Palm’s biggest mistake with the webOS launch was:
- A. Poor operating system design
- B. Lack of apps
- C. Forgetting their legacy user base of Palm die-hards
- D. Those freaky commercials
If you read the heading, you know the answer is C (yeah, you can argue for D). Last year, Palm made a critical oversight when they introduced the Pre and Pixi with the new webOS operating system. They ignored their legacy users. Palm OS users were very dependent on Palm’s business-friendly organizer features and the ability to HotSync data with their PCs. As a consumer phone, Palm webOS didn’t offer a native sync with Palm Desktop and lacked core business functionality. The older Palm OS users were business users who were left scratching their heads when they saw the new Pre and Pixi. The end result was that many Palm die-hards felt neglected and lost whatever remaining loyalty they had. And look what happened to Palm.

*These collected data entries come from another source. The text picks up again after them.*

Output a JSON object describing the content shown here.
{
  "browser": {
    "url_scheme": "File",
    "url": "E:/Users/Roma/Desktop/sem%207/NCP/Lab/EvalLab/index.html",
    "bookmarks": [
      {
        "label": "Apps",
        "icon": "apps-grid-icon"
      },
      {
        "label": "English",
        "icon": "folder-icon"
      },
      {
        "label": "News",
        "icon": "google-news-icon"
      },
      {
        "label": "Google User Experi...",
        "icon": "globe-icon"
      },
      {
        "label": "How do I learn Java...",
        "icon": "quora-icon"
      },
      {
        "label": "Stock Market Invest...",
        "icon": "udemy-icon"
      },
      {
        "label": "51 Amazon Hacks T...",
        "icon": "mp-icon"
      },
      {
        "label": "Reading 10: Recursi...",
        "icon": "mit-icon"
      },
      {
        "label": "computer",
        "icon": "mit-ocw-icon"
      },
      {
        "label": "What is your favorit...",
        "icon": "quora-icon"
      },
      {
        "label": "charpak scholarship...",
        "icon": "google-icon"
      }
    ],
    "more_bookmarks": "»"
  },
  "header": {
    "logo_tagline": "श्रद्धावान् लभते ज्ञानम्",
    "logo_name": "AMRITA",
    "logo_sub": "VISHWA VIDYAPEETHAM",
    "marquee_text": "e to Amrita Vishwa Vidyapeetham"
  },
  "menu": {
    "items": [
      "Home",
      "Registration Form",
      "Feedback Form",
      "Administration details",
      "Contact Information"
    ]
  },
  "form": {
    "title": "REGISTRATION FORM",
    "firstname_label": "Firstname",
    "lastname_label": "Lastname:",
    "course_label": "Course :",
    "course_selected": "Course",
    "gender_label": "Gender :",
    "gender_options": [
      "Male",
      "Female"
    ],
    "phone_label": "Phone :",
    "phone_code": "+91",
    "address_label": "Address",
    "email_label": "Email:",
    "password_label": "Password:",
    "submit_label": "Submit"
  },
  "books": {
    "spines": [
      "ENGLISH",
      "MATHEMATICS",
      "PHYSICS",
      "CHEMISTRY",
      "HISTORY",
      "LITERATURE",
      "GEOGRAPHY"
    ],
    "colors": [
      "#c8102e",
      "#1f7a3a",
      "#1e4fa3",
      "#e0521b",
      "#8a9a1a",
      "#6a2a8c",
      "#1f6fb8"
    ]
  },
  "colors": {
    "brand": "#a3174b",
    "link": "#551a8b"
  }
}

The launch of the iPhone 4 and influx of dozens of Android-based phones have begun to challenge RIM’s market share in a serious way. RIM’s comeback strategy centers around their new BlackBerry 6 OS (and newly announced tablet, the Playbook), offering crucial improvements in web and media support. BlackBerry 6 OS was launched in conjunction with the BlackBerry Torch.
RIM also introduced a new version of their desktop software, BlackBerry Desktop 6. The older versions allowed third-party vendors to work as an add-in to support and sync data with BlackBerry devices. However, the new BlackBerry Desktop 6 broke support for most third-party add-ins (including CompanionLink, Ilium eWallet, and Ascendo DataVault) with no warning to customers, much to their frustration. Upon upgrading to Blackberry Desktop 6, thousands of users immediately lost crucial functionality.
To further complicate problems, the new BlackBerry Desktop added support for Microsoft Outlook 2010 (used by millions), but only the 32-bit edition. BlackBerry Desktop 6 is incompatible with Outlook 2010 64-bit, with planned support sometime “in 2011”. While RIM has made large strides in improving their platform to stay competitive with Android and Apple, they must not forget that their primary competitive advantage has always been business integration (read also as: business users).
RIM would be prudent to learn from Palm and not ignore their core market of business users. While it’s important for companies to pursue new technologies, completely shunning old customers and the things they value is not a sustainable business plan. RIM would be smart to pay attention to these lessons courtesy of Palm.